In decentralized finance (DeFi) protocols operating on public blockchains, the transparency required for effective regulation becomes a hindrance. DeFi developers can’t reasonably handle collecting and securing users’ sensitive personal data. And regulators lose the ability to influence centralized intermediaries since protocols are decentralized and often pseudonymous.

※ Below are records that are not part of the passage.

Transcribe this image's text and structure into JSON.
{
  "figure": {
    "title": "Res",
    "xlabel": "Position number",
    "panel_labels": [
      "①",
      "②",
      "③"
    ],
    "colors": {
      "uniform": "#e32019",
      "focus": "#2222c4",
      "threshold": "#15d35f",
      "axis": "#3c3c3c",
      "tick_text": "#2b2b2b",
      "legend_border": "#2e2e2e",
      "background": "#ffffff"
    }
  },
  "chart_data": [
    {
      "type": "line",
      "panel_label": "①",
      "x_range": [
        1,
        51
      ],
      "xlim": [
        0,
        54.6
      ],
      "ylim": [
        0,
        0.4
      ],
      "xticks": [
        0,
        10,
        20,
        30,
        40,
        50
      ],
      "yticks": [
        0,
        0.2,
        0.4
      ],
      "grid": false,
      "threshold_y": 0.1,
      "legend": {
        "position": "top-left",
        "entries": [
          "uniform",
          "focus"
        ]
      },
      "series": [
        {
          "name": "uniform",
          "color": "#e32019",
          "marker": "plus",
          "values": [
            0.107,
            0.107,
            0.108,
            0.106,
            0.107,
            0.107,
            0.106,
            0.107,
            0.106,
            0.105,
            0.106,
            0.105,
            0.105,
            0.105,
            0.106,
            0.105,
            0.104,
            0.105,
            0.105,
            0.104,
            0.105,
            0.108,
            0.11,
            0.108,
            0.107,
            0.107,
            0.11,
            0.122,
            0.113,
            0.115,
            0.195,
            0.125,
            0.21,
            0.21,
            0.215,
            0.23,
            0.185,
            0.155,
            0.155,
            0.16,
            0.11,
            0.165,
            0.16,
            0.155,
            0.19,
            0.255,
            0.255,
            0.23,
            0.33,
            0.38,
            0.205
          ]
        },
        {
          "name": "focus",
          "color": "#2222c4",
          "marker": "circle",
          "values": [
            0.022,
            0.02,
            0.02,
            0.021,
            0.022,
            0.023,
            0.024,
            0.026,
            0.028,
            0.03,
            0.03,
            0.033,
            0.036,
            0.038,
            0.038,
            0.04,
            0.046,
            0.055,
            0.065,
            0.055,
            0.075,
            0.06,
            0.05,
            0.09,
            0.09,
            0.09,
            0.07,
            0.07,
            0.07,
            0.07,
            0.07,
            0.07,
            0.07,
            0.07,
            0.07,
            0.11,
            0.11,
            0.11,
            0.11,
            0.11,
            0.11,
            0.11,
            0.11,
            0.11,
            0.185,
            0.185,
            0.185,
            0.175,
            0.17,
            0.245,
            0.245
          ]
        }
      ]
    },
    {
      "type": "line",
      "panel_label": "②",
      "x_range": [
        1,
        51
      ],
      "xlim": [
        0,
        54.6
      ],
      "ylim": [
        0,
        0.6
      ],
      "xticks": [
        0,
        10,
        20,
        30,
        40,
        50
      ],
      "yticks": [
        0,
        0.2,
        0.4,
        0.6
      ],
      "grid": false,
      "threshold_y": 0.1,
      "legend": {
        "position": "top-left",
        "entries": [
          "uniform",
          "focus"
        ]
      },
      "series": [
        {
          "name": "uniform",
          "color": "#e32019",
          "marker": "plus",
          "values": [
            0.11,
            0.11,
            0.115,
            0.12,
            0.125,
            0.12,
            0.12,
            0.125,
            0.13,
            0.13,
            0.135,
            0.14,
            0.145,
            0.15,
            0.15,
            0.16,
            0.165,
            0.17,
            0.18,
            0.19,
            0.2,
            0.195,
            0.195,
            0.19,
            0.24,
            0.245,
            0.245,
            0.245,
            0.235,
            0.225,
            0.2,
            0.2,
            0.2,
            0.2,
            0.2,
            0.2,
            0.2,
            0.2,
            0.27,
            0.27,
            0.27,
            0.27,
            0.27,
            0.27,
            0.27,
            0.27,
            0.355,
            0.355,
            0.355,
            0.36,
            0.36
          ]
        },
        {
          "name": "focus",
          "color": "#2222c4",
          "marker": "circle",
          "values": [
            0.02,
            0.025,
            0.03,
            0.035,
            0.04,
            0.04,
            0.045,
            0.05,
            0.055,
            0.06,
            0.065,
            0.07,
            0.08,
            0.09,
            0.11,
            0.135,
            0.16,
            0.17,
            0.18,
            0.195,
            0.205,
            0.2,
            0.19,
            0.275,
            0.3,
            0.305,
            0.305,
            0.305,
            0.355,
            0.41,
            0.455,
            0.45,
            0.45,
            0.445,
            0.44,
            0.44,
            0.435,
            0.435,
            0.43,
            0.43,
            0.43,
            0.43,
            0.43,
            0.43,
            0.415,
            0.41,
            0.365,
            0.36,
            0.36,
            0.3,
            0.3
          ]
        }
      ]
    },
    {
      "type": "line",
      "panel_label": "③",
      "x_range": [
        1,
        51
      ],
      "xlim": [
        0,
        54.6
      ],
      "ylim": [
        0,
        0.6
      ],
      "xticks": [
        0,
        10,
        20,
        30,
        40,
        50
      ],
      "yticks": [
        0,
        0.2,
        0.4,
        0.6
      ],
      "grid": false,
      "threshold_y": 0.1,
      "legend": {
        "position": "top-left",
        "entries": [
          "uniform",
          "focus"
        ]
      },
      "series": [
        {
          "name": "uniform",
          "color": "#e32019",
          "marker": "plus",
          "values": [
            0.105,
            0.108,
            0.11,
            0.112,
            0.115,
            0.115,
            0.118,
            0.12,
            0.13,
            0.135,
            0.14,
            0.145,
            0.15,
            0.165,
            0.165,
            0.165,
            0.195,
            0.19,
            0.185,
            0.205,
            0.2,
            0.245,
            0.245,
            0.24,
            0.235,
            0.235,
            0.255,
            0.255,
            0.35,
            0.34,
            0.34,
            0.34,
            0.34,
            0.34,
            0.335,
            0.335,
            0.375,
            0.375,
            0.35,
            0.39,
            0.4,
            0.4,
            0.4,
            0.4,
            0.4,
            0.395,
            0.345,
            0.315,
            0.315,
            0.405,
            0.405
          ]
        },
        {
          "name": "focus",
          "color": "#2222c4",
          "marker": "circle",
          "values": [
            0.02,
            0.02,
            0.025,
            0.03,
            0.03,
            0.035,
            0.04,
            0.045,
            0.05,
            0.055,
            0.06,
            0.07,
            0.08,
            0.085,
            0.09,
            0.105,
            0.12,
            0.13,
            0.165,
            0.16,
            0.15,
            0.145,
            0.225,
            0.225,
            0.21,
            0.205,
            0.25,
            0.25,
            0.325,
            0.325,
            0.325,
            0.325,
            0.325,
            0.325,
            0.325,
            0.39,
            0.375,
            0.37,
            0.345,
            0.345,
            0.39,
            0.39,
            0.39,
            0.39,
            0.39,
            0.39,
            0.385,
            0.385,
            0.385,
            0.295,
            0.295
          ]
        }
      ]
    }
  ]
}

On-chain analytics that trace transactions suffer from the blockchain transparency problem – too much irrelevant information is publicly visible, while associating transactions with real identities is unreliable. Privacy protections like mixers, rollups, and bridges further impede the effectiveness of these methods.

Fundamentally, the traditional regulatory approach of mandating licensed intermediaries lacks a clear mapping to DeFi’s decentralized, disintermediated, and often anonymous architectures.

A Zero-Knowledge Solution

The key to achieving better compliance in DeFi may lie in leveraging zero-knowledge proofs – cryptographic techniques that enable proving a statement is true without revealing any information beyond the fact that it is true.

The core idea is to embed regulatory compliance rules directly into DeFi protocols and smart contracts. Transactions would only be processed if they satisfy programmable policies around identity, sanctions screening, transaction limits, suspicious activity reporting, the “travel rule” sharing of counterparty data, and more.

Rather than relying on centralized data collection, the protocols can leverage external “regulatory attestation providers” that cryptographically certify identity attributes and screening results about wallet holders. Users would hold certificates encoding this compliant data.

Zero-knowledge protocols then allow users to cryptographically prove their certificates satisfy programmable on-chain policies, without revealing the underlying private data from the certificates themselves. Nodes and smart contracts can efficiently validate these proofs to enforce compliance at the protocol level.

This enables the creation of “compliant asset pools” where all participants satisfy relevant policies, allowing fully private transactions amongst a group who have been vetted for factors like sanctions compliance. Users retain privacy from the public, while protocols have visibility into compliance without raw personal data.

Research Developments

This vision has already seen promising academic advances laying the foundations:

  • The original Zerocash paper introducing Zcash foresaw using zero-knowledge proofs for policy compliance beyond just proving coin ownership.
  • Subsequent works like Zether, Provisions, and Trovato have proposed and built prototypes for privacy-preserving regulation technologies.
  • Eran Tromer’s startup Sealance is commercializing privacy-preserving compliance solutions for both legacy and emerging blockchains.

While technical challenges remain around scalability of zero-knowledge circuits, techniques like PLONK and FRI are rapidly improving capabilities. Integration challenges relate more to settling on the right policies with regulators’ blessing.

Ultimately, getting buy-in from notoriously risk-averse compliance officers requires building confidence that zero-knowledge math can keep funds away from sanctioned entities as effectively as human processes at traditional institutions.

Initiatives like ZKProof and open research are key to establishing consensus around robust cryptography assumptions and threat models. But progress is being made towards balancing privacy and regulation through zero-knowledge protocols tailored for DeFi.